If you need to address your Tags for your Siemens or Modbus device, you'll want to read about adding Tags in the Ignition Designer as well as how addressing works for the different protocols. You will have to first add a Tag in the Ignition Designer and then edit the OPC Item Path of the Tag using the appropriate addressing scheme.
If your device does not have an Ignition driver, you can use a 3rd party OPC server to connect to your device and then have Ignition connect to the server as a client. If the OPC server talks OPC-UA, you can add a new OPC-UA server connection in the Ignition Gateway. Configuration will be different depending on what OPC server you are using, but the following is an example of a popular solution, connecting to KEPServer via OPC-UA, see Connecting to Kepware OPC-UA.

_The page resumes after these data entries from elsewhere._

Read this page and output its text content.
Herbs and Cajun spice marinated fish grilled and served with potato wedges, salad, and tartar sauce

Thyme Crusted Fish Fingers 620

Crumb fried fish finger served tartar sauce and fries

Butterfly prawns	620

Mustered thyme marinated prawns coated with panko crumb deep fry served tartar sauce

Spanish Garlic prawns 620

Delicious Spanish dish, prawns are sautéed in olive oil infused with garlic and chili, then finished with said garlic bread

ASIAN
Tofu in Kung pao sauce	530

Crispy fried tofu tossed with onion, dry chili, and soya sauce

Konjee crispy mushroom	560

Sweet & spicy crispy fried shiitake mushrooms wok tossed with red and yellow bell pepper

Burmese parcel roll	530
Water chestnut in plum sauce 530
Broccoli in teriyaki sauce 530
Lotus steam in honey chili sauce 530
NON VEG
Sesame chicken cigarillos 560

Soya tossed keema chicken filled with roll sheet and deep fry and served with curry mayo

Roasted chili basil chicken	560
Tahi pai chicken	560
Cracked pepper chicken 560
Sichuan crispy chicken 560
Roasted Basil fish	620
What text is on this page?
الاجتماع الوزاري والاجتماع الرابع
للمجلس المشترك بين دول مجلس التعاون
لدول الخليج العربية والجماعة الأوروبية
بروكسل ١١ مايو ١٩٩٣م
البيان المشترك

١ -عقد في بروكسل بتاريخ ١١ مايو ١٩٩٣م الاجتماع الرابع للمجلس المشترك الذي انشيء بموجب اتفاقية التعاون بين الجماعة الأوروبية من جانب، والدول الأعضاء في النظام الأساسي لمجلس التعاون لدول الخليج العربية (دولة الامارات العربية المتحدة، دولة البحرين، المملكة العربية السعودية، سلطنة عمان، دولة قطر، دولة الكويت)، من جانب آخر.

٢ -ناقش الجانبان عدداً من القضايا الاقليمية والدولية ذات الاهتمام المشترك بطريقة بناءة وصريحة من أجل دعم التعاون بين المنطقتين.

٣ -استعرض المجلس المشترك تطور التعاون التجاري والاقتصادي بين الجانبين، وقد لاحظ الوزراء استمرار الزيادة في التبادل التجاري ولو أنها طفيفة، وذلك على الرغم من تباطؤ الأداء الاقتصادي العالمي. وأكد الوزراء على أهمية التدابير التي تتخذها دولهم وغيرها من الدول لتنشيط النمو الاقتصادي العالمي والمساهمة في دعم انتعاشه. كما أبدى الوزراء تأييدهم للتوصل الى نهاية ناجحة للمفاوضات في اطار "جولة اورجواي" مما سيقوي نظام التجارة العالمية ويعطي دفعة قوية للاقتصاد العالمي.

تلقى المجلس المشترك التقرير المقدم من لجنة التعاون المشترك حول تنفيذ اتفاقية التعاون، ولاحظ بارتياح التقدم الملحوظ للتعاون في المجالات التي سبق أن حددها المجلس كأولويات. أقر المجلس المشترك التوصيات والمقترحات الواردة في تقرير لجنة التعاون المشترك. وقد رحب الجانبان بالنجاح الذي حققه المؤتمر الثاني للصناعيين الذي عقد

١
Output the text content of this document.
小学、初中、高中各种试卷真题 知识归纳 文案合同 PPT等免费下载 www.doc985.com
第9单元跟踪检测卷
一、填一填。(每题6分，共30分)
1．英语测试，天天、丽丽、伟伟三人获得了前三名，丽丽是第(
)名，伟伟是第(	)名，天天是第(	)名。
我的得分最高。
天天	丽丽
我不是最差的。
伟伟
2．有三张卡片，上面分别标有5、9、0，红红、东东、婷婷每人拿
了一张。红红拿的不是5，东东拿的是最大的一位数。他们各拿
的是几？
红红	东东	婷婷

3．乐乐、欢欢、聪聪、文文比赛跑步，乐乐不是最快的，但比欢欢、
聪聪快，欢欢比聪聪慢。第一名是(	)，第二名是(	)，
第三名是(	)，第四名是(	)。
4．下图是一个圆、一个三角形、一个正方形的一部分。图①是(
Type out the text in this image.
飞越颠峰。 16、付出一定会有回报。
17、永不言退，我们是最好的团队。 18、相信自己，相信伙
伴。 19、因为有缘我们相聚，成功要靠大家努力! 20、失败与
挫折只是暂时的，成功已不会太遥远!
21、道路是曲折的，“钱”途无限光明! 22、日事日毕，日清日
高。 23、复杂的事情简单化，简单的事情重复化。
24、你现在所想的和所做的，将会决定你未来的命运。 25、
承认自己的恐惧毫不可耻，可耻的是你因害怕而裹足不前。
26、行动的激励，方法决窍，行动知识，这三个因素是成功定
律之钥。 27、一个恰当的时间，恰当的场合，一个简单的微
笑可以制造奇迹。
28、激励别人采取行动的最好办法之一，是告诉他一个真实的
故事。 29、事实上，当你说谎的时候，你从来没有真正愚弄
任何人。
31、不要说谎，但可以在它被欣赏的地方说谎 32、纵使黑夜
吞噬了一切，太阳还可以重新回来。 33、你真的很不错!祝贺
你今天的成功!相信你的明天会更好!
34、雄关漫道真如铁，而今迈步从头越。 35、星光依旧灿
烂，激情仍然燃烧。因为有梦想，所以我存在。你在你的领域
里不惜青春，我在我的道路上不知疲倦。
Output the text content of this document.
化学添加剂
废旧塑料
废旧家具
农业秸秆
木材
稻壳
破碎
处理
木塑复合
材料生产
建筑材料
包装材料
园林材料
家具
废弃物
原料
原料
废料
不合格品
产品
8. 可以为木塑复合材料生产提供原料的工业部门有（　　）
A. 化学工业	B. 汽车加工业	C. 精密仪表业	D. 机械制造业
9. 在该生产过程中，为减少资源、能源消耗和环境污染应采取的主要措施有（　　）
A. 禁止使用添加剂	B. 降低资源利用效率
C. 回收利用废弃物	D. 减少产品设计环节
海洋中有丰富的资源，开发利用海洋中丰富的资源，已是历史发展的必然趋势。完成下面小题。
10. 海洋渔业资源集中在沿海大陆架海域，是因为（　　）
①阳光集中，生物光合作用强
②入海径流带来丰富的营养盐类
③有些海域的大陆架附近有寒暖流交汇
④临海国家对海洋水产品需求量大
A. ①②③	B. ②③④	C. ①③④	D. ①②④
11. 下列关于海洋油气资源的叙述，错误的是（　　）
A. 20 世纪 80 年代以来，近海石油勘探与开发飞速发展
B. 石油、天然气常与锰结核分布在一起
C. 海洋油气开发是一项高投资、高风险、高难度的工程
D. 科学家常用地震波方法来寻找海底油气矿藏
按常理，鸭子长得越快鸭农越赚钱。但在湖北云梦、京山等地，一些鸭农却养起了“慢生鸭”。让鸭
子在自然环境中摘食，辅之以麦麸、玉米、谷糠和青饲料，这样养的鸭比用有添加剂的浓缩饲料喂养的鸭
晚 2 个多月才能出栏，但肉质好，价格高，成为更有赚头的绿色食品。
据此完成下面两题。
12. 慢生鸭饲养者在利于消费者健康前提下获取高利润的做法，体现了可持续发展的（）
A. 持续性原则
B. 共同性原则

The following section provides a detailed walk-through on how to connect to an OPC server using the OPC-COM module. If Ignition doesn't have a driver for your device and you don't have an OPC server that talks OPC-UA, you have to connect using the OPC-COM module, see Connecting to OPC Classic (COM).
Tags are how Ignition represents your PLC Tags. You create Tags in the Ignition Designer and then you can use these Tags to store history or display PLC data in your projects.
For the most part, Allen Bradley devices support browsing of Tags in the PLC. There are a few exceptions, like the MicroLogix 1200/1500 for which you have to manually address your Tags. For now, we will focus on creating Tags from devices that support browsing.